Bioinformatics. 2004 Mar 22;20(5):701-8. doi: 10.1093/bioinformatics/btg470. Epub 2004 Jan 22.
Repetitive DNA sequences are abundant in genomes and efficient mining of significant repeats is important as the first step of repetitive sequence research. Although many computational tools for the purpose, either automatic or visualization ones, have been developed, detection and analysis of approximate repeats are still non-trivial task.

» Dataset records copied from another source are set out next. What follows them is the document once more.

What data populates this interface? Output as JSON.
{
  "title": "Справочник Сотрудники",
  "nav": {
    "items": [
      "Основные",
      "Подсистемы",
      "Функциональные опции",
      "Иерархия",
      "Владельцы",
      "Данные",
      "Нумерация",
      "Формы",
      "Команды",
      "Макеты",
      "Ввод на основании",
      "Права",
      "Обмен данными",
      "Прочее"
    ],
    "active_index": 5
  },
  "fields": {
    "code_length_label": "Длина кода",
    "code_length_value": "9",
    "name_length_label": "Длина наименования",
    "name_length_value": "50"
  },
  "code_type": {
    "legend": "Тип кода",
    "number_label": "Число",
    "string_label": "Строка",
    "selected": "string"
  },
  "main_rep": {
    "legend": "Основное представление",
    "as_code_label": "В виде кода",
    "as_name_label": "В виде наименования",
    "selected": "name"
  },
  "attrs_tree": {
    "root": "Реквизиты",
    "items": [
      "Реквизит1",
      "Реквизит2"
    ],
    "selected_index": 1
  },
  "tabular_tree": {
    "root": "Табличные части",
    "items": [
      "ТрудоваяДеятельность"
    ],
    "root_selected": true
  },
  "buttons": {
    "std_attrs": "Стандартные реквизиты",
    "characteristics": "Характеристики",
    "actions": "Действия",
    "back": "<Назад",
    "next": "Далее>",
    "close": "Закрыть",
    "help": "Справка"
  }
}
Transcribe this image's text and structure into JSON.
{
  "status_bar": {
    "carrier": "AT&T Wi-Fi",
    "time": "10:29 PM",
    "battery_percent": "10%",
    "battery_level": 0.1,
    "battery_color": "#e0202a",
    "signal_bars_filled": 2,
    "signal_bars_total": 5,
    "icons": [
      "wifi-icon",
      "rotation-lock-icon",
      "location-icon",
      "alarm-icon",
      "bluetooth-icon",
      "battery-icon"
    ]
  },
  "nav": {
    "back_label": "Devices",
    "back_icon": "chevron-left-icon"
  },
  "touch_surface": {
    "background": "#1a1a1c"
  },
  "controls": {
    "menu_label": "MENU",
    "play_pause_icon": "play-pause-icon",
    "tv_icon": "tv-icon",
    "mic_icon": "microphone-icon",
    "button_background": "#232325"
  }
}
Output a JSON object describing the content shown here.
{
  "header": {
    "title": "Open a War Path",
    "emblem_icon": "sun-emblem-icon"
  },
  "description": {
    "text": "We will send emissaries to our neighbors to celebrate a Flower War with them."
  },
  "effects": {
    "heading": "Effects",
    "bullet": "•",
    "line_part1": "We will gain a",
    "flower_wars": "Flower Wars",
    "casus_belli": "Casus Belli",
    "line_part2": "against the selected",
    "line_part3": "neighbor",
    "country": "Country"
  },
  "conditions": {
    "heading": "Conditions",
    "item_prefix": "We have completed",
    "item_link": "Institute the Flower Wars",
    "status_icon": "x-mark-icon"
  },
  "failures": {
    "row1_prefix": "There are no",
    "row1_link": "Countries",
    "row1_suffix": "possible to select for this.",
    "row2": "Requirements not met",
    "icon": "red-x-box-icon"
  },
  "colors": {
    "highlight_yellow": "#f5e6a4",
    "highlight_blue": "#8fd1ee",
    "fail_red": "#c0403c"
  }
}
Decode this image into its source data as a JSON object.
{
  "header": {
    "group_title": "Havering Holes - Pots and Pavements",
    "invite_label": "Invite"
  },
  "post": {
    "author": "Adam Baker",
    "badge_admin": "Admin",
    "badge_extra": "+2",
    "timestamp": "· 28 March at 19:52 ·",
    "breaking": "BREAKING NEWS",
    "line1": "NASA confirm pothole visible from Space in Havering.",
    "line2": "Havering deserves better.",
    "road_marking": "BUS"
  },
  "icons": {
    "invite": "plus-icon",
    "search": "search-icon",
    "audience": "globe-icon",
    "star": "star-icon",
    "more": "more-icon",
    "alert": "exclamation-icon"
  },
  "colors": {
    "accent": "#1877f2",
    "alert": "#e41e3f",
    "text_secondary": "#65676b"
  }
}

Auto Dot PLOT (Adplot), a dotplot-like repetitive pattern visualization program with a window filtering based on iid Bernoulli trials, is developed and applied to yeast chromosomes and human T cell receptor locus sequence. Typical examples found in yeast chromosomes 1 and 10 and a tandem repeat of periods longer than 10,000 bp in human T cell receptor locus are presented. A complex structure composed of both direct and palindromic repeats found in yeast chromosome 10 is also visualized as specific dot pattern. Computational time measured by a Pentium 3 PC for each yeast auto chromosome with a standard parameter setting is linearly scaled and below 10 s per one chromosome, indicating efficiency of the program. From the examples, it is shown that Adplot can visualize approximate local repeat structures and give us a diagnosis power for inferring a duplicational history of repeats.
Adplot can be obtained by an e-mail request.
重复DNA序列在基因组中大量存在,高效挖掘重要重复序列作为重复序列研究的第一步至关重要。尽管已经开发了许多用于此目的的计算工具,无论是自动的还是可视化的,但检测和分析近似重复序列仍然是一项艰巨的任务。
开发了自动点阵图(Adplot),这是一种类似点阵图的重复模式可视化程序,具有基于独立同分布伯努利试验的窗口过滤功能,并将其应用于酵母染色体和人类T细胞受体基因座序列。展示了在酵母1号和10号染色体中发现的典型例子,以及人类T细胞受体基因座中周期超过10000 bp的串联重复序列。在酵母10号染色体中发现的由直接重复和回文重复组成的复杂结构也被可视化为特定的点阵模式。使用奔腾3个人计算机,在标准参数设置下,对每个酵母自动染色体测量的计算时间呈线性缩放,每条染色体低于10秒,表明该程序的效率。从这些例子可以看出,Adplot可以可视化近似的局部重复结构,并为推断重复序列的复制历史提供诊断能力。
可通过电子邮件请求获得Adplot。